First, we define our setup, such as the servo mappings, calibration positions, min/max ranges, our control keys, and the STEP size in degrees for each control command. We also define our parameters for our requested angle (in degrees) to target PWM signal up time (in milliseconds) calculation.

Therefore, our required up time (in milliseconds) can be calculated as OFFSET + (degrees*DEG2MS). Finally, we define the SERVOD command line and servo IDLE timeout to initialize the ServoBlaster user daemon. Within initialize (), we use os.system() to start the servod daemon, as we did before.

In order to detect key presses, we call the main() function of the script from curses.wrapper(), allowing term to control the terminal input and output.
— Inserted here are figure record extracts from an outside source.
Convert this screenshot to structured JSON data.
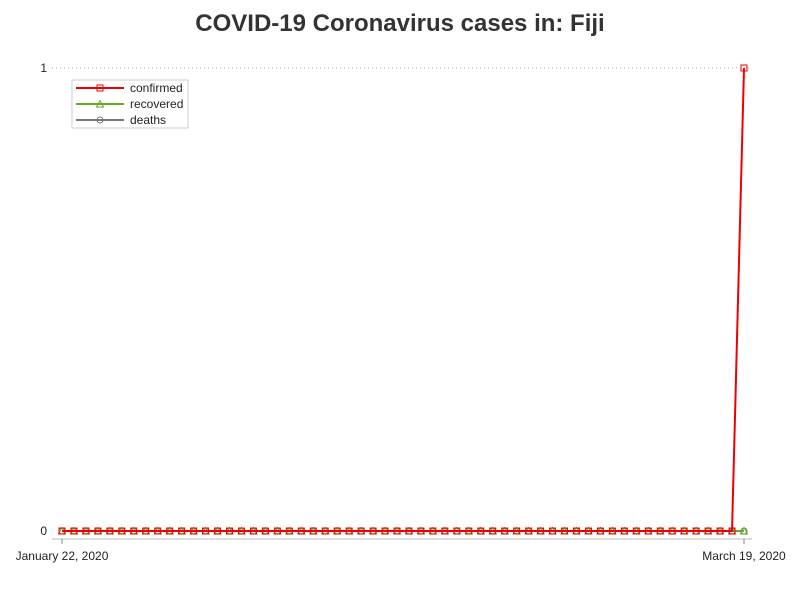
{
  "chart_data": {
    "type": "line",
    "title": "COVID-19 Coronavirus cases in: Fiji",
    "xlabel": "",
    "ylabel": "",
    "x_start": "January 22, 2020",
    "x_end": "March 19, 2020",
    "x_tick_labels": [
      "January 22, 2020",
      "March 19, 2020"
    ],
    "y_tick_labels": [
      "0",
      "1"
    ],
    "ylim": [
      0,
      1
    ],
    "grid": "dotted line at y=1",
    "legend_placement": "top-left",
    "series": [
      {
        "name": "confirmed",
        "color": "#ee0000",
        "marker": "square",
        "values": [
          0,
          0,
          0,
          0,
          0,
          0,
          0,
          0,
          0,
          0,
          0,
          0,
          0,
          0,
          0,
          0,
          0,
          0,
          0,
          0,
          0,
          0,
          0,
          0,
          0,
          0,
          0,
          0,
          0,
          0,
          0,
          0,
          0,
          0,
          0,
          0,
          0,
          0,
          0,
          0,
          0,
          0,
          0,
          0,
          0,
          0,
          0,
          0,
          0,
          0,
          0,
          0,
          0,
          0,
          0,
          0,
          0,
          1
        ]
      },
      {
        "name": "recovered",
        "color": "#66aa22",
        "marker": "triangle",
        "values": [
          0,
          0,
          0,
          0,
          0,
          0,
          0,
          0,
          0,
          0,
          0,
          0,
          0,
          0,
          0,
          0,
          0,
          0,
          0,
          0,
          0,
          0,
          0,
          0,
          0,
          0,
          0,
          0,
          0,
          0,
          0,
          0,
          0,
          0,
          0,
          0,
          0,
          0,
          0,
          0,
          0,
          0,
          0,
          0,
          0,
          0,
          0,
          0,
          0,
          0,
          0,
          0,
          0,
          0,
          0,
          0,
          0,
          0
        ]
      },
      {
        "name": "deaths",
        "color": "#777777",
        "marker": "circle",
        "values": [
          0,
          0,
          0,
          0,
          0,
          0,
          0,
          0,
          0,
          0,
          0,
          0,
          0,
          0,
          0,
          0,
          0,
          0,
          0,
          0,
          0,
          0,
          0,
          0,
          0,
          0,
          0,
          0,
          0,
          0,
          0,
          0,
          0,
          0,
          0,
          0,
          0,
          0,
          0,
          0,
          0,
          0,
          0,
          0,
          0,
          0,
          0,
          0,
          0,
          0,
          0,
          0,
          0,
          0,
          0,
          0,
          0,
          0
        ]
      }
    ]
  }
}
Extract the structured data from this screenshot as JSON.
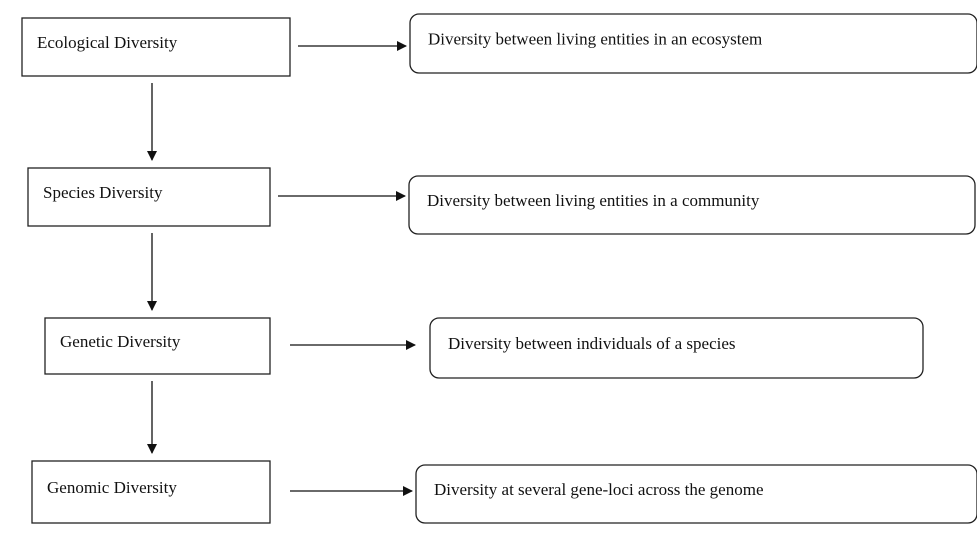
{
  "nodes": [
    {
      "label": "Ecological Diversity",
      "description": "Diversity between living entities in an ecosystem"
    },
    {
      "label": "Species Diversity",
      "description": "Diversity between living entities in a community"
    },
    {
      "label": "Genetic Diversity",
      "description": "Diversity between individuals of a species"
    },
    {
      "label": "Genomic Diversity",
      "description": "Diversity at several gene-loci across the genome"
    }
  ]
}
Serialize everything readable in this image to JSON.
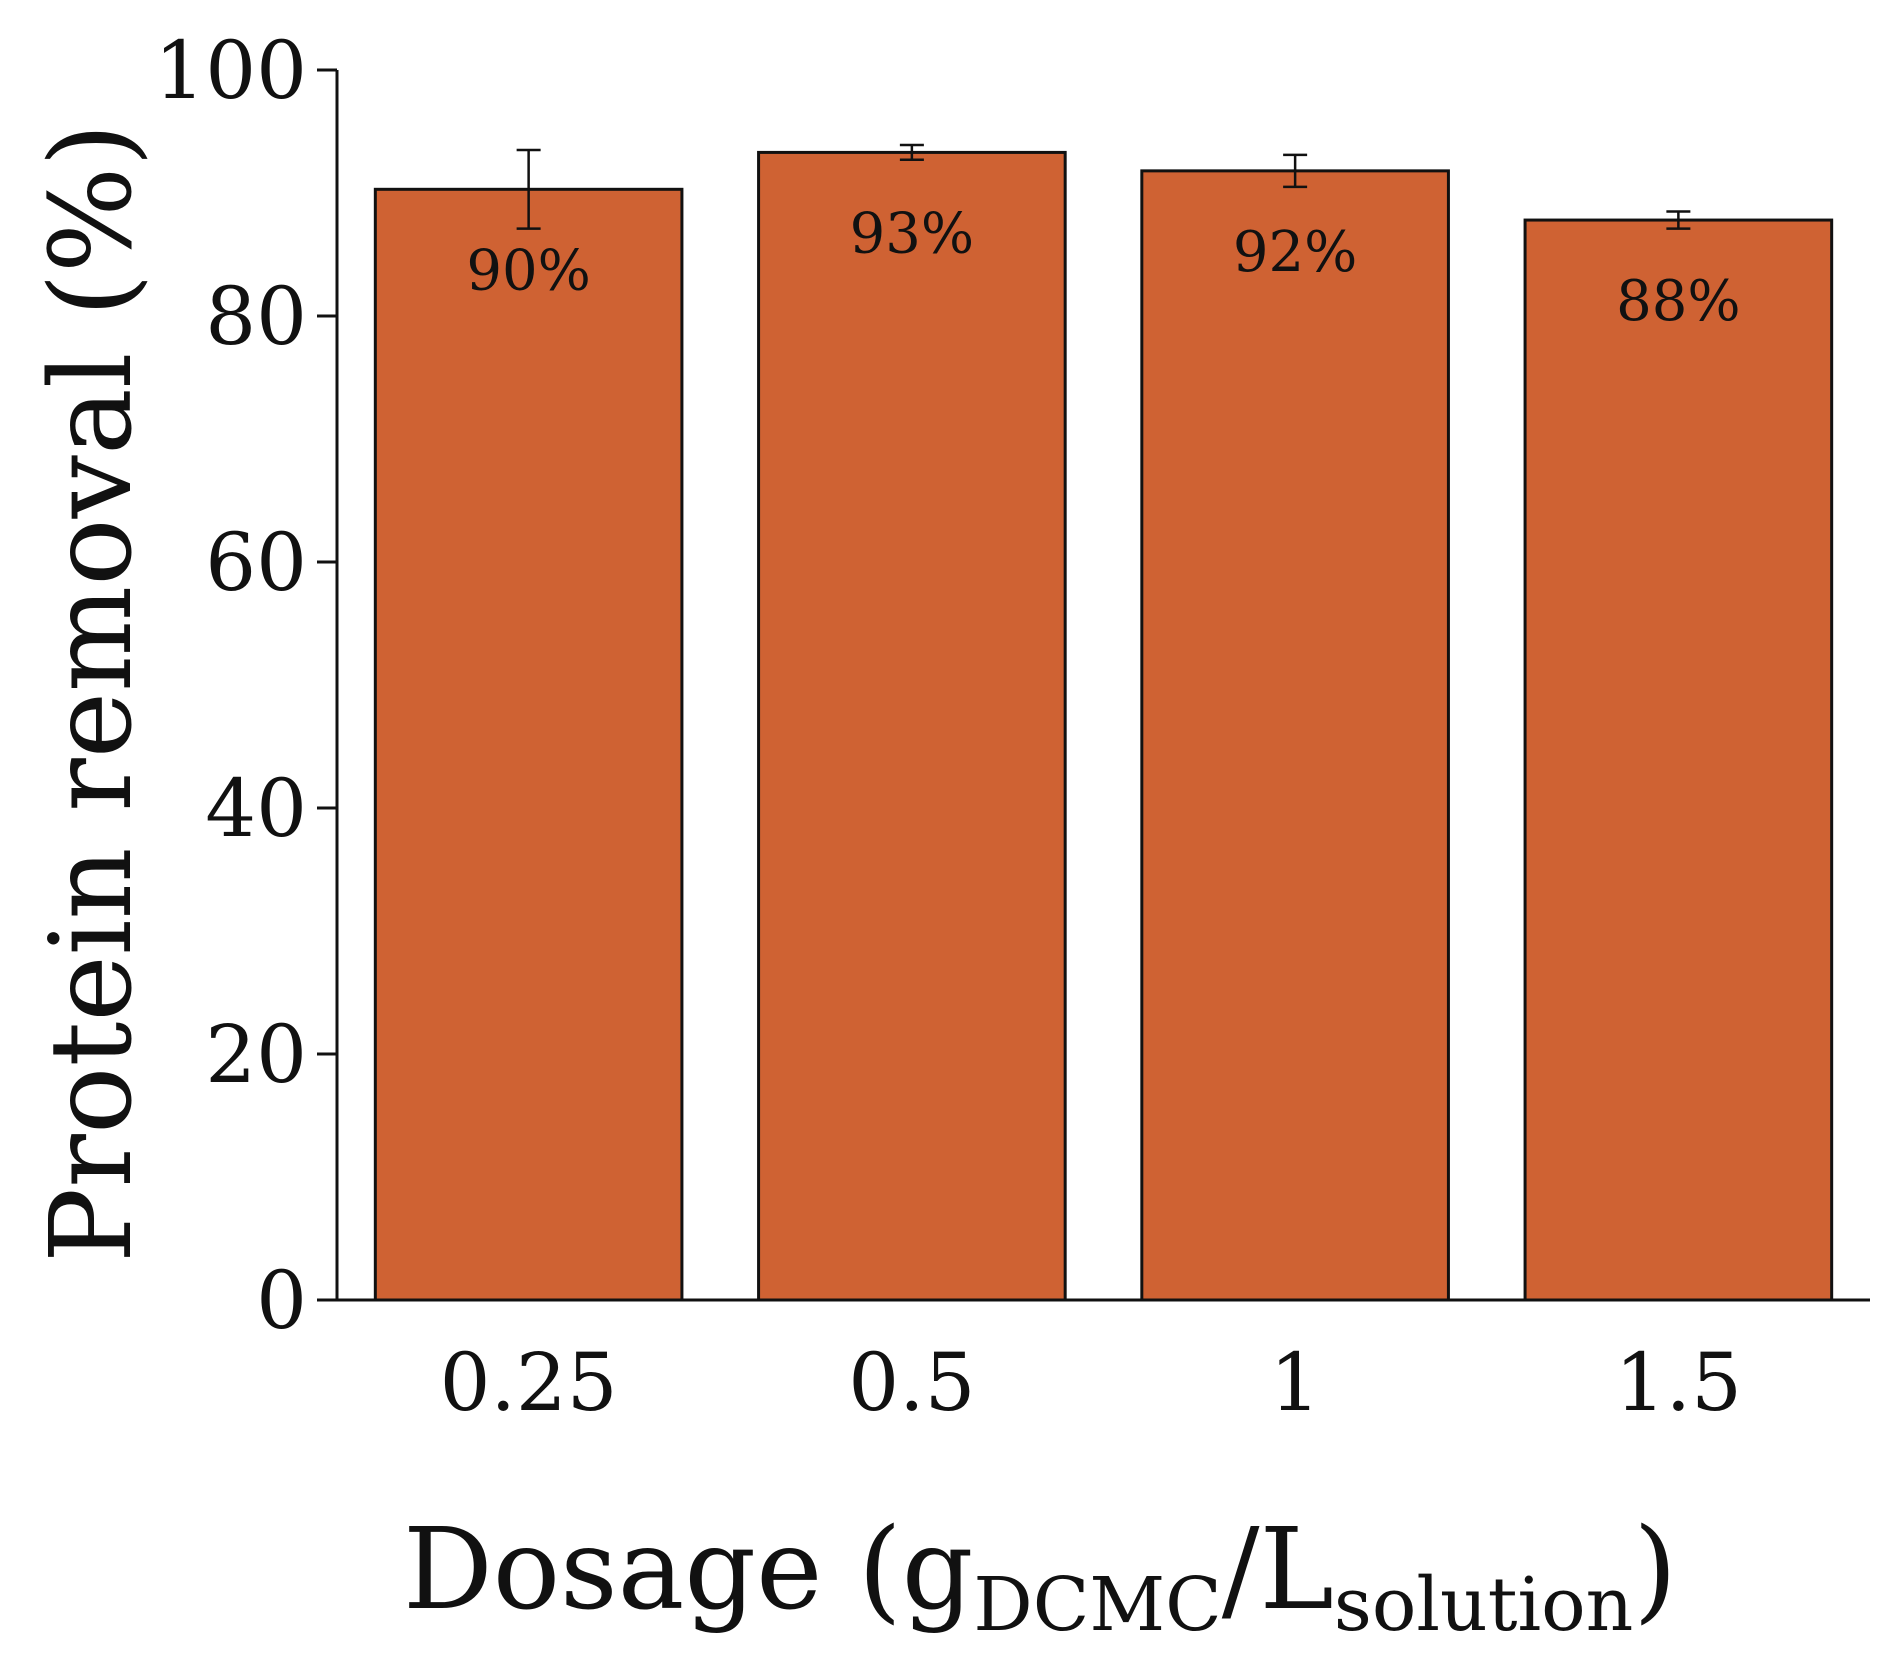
{
  "chart_data": {
    "type": "bar",
    "title": "",
    "xlabel": {
      "main": "Dosage (g",
      "sub1": "DCMC",
      "mid": "/L",
      "sub2": "solution",
      "end": ")"
    },
    "ylabel": "Protein removal (%)",
    "categories": [
      "0.25",
      "0.5",
      "1",
      "1.5"
    ],
    "values": [
      90.3,
      93.3,
      91.8,
      87.8
    ],
    "errors": [
      3.2,
      0.6,
      1.3,
      0.7
    ],
    "data_labels": [
      "90%",
      "93%",
      "92%",
      "88%"
    ],
    "ylim": [
      0,
      100
    ],
    "yticks": [
      0,
      20,
      40,
      60,
      80,
      100
    ],
    "ytick_labels": [
      "0",
      "20",
      "40",
      "60",
      "80",
      "100"
    ],
    "grid": false,
    "legend": "none"
  },
  "colors": {
    "bar_fill": "#cf6233",
    "bar_edge": "#111111",
    "axis": "#111111"
  }
}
We use term.nodelay(1) so that when we do check for any key presses (using term.getch()), execution will continue normally. We use term.addstr(text) to show the user the control keys and then update the display via term.refresh(). The remaining script checks the terminal for key presses and the result assigned to c. If no key was pressed, then term.getch() returns -1; otherwise, the ASCII equivalent value is returned, and we can check for it in each of the dictionaries we defined for control keys. We will use KEY_MORE and KEY_LESS to change the servo positions, and KEY_CMD (c or x) to allow us to set all the servos to their calibrated position or to exit cleanly. Finally, we display any useful debugging information (if DEBUG is set to True) using term.addstr(), and ensure that it is displayed at (1,0) in the terminal (one line down from the top).

For normal control, the position of the servos will be controlled using the updateServo() function, which adjusts the current position (stored in the POS array) by the required change (either +STEP or -STEP). We ensure the new position is within the MAX/MIN limits defined, and report if we've hit them. The servo is then instructed to move to the required position using setServo(), specifying the needed PWM up time in micro seconds.

The last function, calibrate(), called when C is pressed, simply sets each of the servos to the angle defined in the CAL array (using setServo()) and ensures that the current position is kept up to date.